You don't have to work hard to get fabulous results and no one will know how easy it was to make this absolutely decadent pumpkin cheesecake. Baking time doesn't include cooling time.

  • Duration
  • Cook Time
  • Prep Time
  • 8 ServingsServings



  • 1 ¾ cups regular or cinnamon graham cracker crumbs, Pound regular or cinnamon graham crackers into crumbs, whichever your preference.
  • ½ teaspoon cinnamon
  • 3 tablespoons light brown sugar
  • 8 tablespoons salted butter, melted


  • 3 (8-ounce) packages cream cheese, softened
  • 3 eggs
  • 1 egg yolk
  • 1 (15-ounce) can pumpkin puree or pumpkin pie filling
  • ¼ cup sour cream
  • ½ teaspoon cinnamon
  • ⅛ teaspoon ground cloves
  • 1 ½ cups sugar
  • 2 tablespoons all-purpose flour
  • ⅛ teaspoon ground nutmeg
  • 1 teaspoon vanilla


1. Preheat oven to 350 degrees.


1. In a medium bowl, combine graham cracker crumbs, sugar, and cinnamon. 

2. Add melted butter and combine.

3. Press down into a sprayed 9-inch springform pan. Set aside.


1. In a large bowl, beat the softened (room temperature) cream cheese until smooth. 

2. Add in pumpkin puree, eggs, egg yolk, sour cream, sugar, cinnamon, ground cloves and nutmeg. 

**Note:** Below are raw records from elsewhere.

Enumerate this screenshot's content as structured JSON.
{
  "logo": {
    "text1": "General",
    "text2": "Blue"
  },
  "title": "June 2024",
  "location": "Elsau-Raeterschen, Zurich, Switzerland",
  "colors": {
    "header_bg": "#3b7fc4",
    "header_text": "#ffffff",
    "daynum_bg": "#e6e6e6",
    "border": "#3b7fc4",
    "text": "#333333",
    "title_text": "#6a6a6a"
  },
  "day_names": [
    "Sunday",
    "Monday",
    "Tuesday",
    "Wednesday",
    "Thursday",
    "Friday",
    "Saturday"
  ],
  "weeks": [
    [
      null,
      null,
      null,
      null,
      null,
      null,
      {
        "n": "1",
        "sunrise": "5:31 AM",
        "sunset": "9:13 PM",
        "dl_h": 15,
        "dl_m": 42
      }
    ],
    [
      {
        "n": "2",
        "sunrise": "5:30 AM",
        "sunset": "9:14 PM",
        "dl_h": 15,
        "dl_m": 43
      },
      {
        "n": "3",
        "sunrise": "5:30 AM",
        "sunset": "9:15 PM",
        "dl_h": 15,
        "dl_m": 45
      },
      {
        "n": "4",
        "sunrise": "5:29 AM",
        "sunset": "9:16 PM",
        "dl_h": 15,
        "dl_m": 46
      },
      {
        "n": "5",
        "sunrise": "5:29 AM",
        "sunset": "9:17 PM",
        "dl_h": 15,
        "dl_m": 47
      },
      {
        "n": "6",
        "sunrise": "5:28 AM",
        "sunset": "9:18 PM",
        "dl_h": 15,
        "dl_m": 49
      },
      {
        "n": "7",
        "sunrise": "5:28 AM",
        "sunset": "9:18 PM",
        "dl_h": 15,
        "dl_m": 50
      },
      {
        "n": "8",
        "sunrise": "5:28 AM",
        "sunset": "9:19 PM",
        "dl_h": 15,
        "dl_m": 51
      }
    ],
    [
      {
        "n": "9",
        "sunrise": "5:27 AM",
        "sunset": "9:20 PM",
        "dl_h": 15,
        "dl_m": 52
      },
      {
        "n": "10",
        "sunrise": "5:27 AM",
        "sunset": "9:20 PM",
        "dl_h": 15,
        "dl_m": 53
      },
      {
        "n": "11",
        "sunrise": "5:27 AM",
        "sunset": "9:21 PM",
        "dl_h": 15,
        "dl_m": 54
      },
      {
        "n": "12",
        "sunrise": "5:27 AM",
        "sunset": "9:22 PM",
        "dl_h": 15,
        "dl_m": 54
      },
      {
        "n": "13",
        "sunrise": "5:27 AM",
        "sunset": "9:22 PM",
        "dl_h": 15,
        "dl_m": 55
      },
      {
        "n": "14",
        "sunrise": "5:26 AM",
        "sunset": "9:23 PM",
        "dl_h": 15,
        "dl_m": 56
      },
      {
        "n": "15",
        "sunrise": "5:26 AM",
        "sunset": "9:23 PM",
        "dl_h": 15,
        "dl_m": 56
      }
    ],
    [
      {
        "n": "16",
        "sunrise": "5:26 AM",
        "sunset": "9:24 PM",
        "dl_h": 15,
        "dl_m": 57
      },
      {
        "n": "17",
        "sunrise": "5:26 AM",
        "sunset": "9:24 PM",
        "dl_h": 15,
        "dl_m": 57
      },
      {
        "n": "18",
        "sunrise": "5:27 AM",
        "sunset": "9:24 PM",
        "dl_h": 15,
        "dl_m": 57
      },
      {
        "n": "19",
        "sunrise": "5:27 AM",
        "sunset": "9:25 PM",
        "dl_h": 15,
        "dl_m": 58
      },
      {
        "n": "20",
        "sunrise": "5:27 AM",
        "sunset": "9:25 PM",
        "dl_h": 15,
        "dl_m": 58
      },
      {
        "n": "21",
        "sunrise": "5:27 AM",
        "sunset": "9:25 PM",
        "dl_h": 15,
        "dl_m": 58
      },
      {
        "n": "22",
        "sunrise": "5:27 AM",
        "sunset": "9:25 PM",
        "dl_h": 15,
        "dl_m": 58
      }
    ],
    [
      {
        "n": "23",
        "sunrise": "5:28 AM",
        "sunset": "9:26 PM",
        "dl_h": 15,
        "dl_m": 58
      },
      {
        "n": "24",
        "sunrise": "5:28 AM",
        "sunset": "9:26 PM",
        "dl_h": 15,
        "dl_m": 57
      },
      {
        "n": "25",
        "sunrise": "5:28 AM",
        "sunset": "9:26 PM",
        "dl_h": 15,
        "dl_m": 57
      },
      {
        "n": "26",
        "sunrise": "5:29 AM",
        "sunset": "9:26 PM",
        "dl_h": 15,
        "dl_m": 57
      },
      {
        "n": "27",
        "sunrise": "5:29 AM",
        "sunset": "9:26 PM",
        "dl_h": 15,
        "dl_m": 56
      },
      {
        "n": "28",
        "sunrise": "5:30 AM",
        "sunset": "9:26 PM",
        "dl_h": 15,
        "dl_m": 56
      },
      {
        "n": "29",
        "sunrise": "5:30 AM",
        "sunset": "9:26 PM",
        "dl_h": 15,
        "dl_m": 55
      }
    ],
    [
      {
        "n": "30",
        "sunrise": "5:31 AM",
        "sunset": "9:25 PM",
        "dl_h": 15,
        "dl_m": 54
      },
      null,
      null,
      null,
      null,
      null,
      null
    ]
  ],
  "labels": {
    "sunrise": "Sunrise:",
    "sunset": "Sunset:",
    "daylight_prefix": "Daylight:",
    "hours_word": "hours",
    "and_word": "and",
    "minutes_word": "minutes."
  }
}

3. Add in flour and vanilla. Beat on medium-high until well combined.


1. Pour filling into crust. Spread out evenly with a spatula and place in the oven for 1 hour (may need longer if not set in the middle). 

2. Turn off oven, crack the door, and leave cheesecake in oven for another 30 minutes - this will hopefully prevent any cracking. 

3. Remove from oven and let stand for 15 minutes to cool. 

4. Cover and refrigerate for 4 hours or overnight before serving.

Serving suggestion: Top with a dollup of whipped cream and a sprinkle of pumpkin pie spice for an added treat!